L’exemple le plus emblématique ? Maxim’s probablement. Table mythique de la scène parisienne jadis auréolée de trois étoiles au guide Michelin, le restaurant de la rue Royale s’est lancé dans l’épicerie fine au début des années 80 suite à son rachat par le couturier Pierre Cardin. C’est la société Maxim’s SAPP, installée à Saint-Jean-du-Cardonnay dans la banlieue rouennaise, qui développe et distribue l’offre alimentaire aux couleurs de la marque historique. « Nous ne fabriquons aucun produit » confiait en 2010 son directeur général, Christophe Brohart. Si la direction de Maxim’s de Paris, c’est l’appellation officielle, ne souhaite pas divulguer de chiffres, il est possible de quantifier le chiffre d’affaires de Maxim’s SAPP via le compte de résultat public : 9 687 982 euros l’an dernier. Peu considérée par le milieu gastronomique français, la marque fait surtout son beurre des touristes de passage en France et des marchés étrangers friands de French touch. A Paris, au-delà des trois boutiques Maxims’s (rue Royale, à Montmartre et au Carrousel du Louvre), l’entreprise s’affiche à la Grande Epicerie, dans les magasins Printemps et Galeries Lafayette ainsi que dans les aéroports.

« En duty free sur la partie épicerie fine, nous sommes leaders » avance Sergio Esposito, directeur des licences Maxim’s depuis dix ans.
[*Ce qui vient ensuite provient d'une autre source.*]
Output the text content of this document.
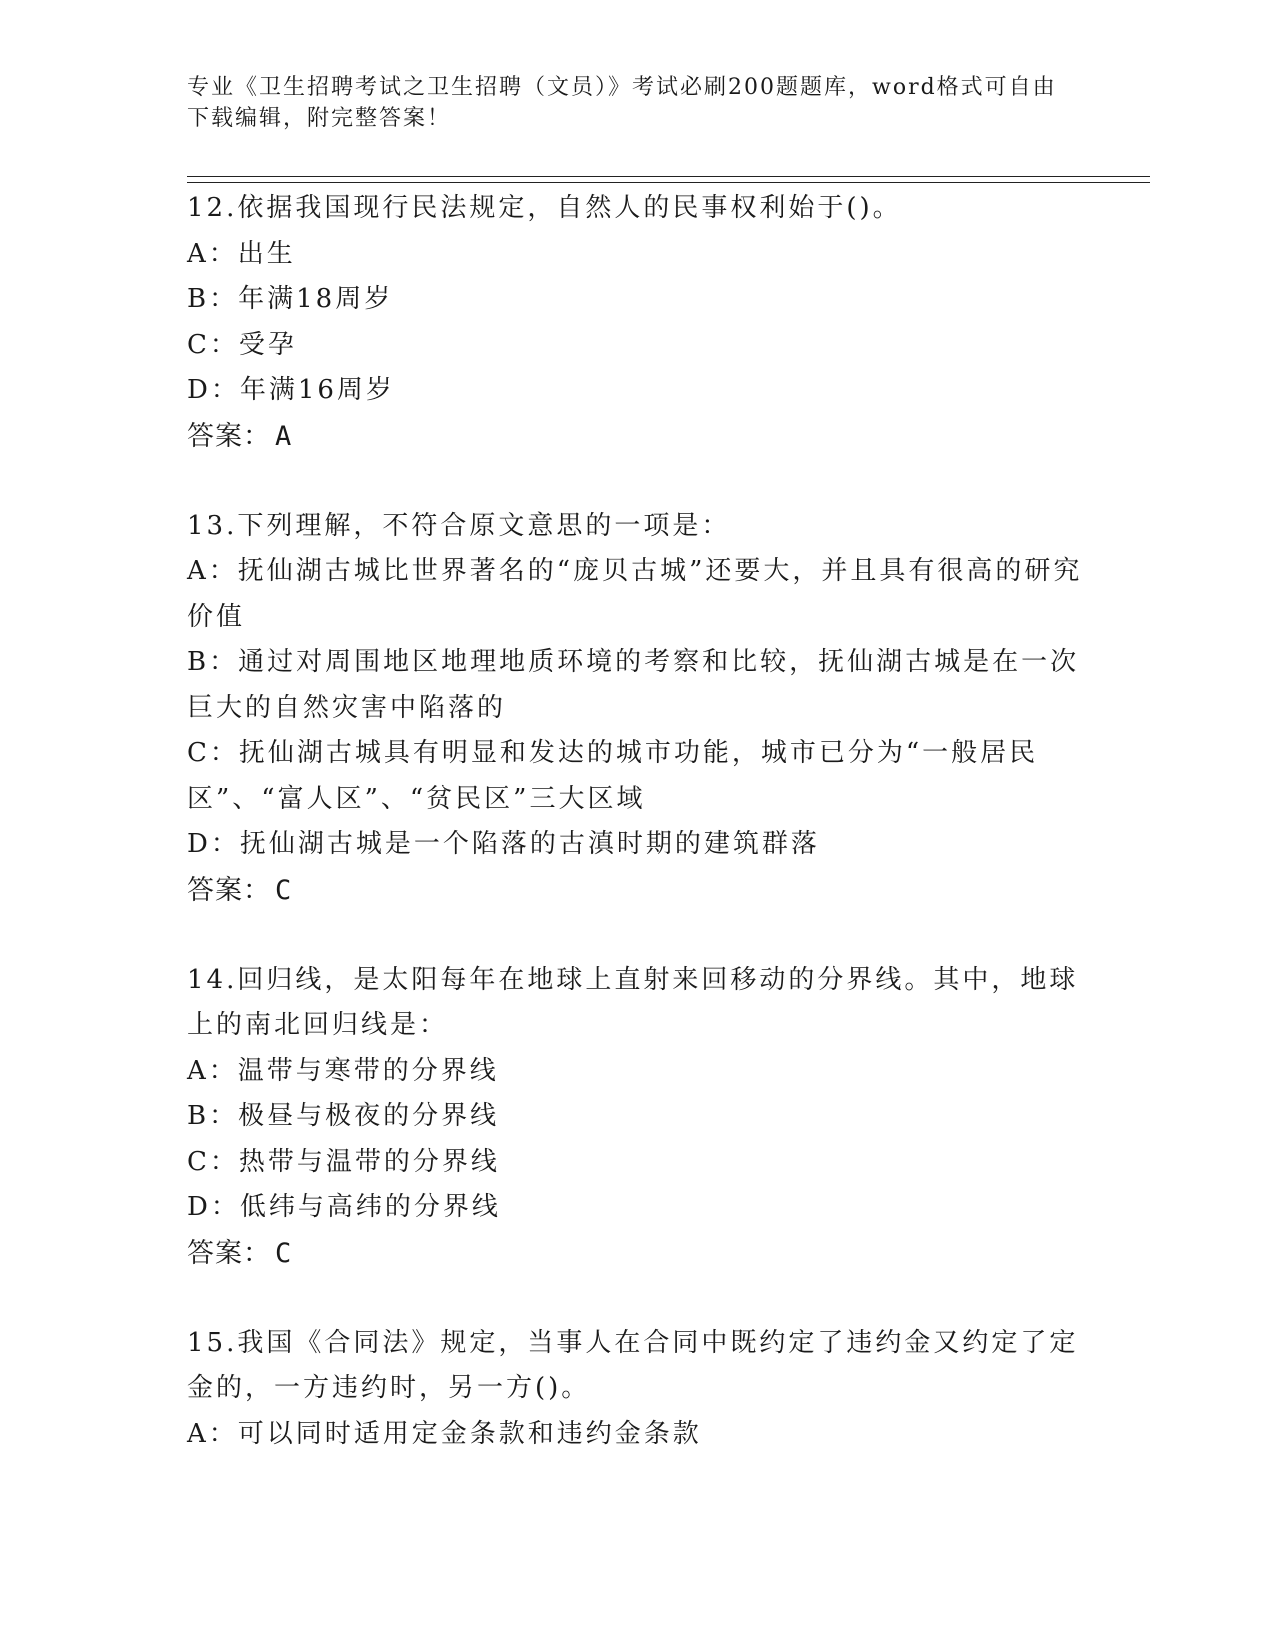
专业《卫生招聘考试之卫生招聘（文员）》考试必刷200题题库，word格式可自由下载编辑，附完整答案！

12.依据我国现行民法规定，自然人的民事权利始于()。

A：出生

B：年满18周岁

C：受孕

D：年满16周岁

答案： A

13.下列理解，不符合原文意思的一项是：

A：抚仙湖古城比世界著名的“庞贝古城”还要大，并且具有很高的研究价值

B：通过对周围地区地理地质环境的考察和比较，抚仙湖古城是在一次巨大的自然灾害中陷落的

C：抚仙湖古城具有明显和发达的城市功能，城市已分为“一般居民区”、“富人区”、“贫民区”三大区域

D：抚仙湖古城是一个陷落的古滇时期的建筑群落

答案： C

14.回归线，是太阳每年在地球上直射来回移动的分界线。其中，地球上的南北回归线是：

A：温带与寒带的分界线

B：极昼与极夜的分界线

C：热带与温带的分界线

D：低纬与高纬的分界线

答案： C

15.我国《合同法》规定，当事人在合同中既约定了违约金又约定了定金的，一方违约时，另一方()。

A：可以同时适用定金条款和违约金条款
A travers le monde, l’enseigne totalise 400 références dont quelques-unes ne sont développées que pour certaines aires géographiques. L’homme rappelle que dans les années 90, une eau de source toscane siglée Maxim’s avait vu le jour et s’affichait sur les tables du groupe et même au-delà. Plus que d’un restaurant haut de gamme, Sergio Esposito parle de Maxim’s comme d’un « univers » avec une présence dans la mode, la parfumerie, la restauration sur terre ou en mer (Bateau Ivre Maxim’s et Maxim’s sur Seine) sans oublier depuis peu l’offre traiteur relancée et les plateaux repas récemment créés en duo avec la maison Autret Paris pour répondre aux nouvelles attentes de la clientèle d’affaires. L’équipe concentre en ce moment ses efforts sur le marché sud-coréen pour y vendre la « référence de l’art de vivre à la française ». Des ambitions internationales gravées dans l’ADN de Maxim’s. En 1966 déjà, le grand restaurant parisien exportait une succursale à Tokyo sous le patronage du chef Pierre Troisgros. L’enseigne a même compté par le passé d’autres tables-ambassades à Bruxelles ou Monaco et gère encore deux restaurants en Chine dont celui de Pékin ouvert en 1983.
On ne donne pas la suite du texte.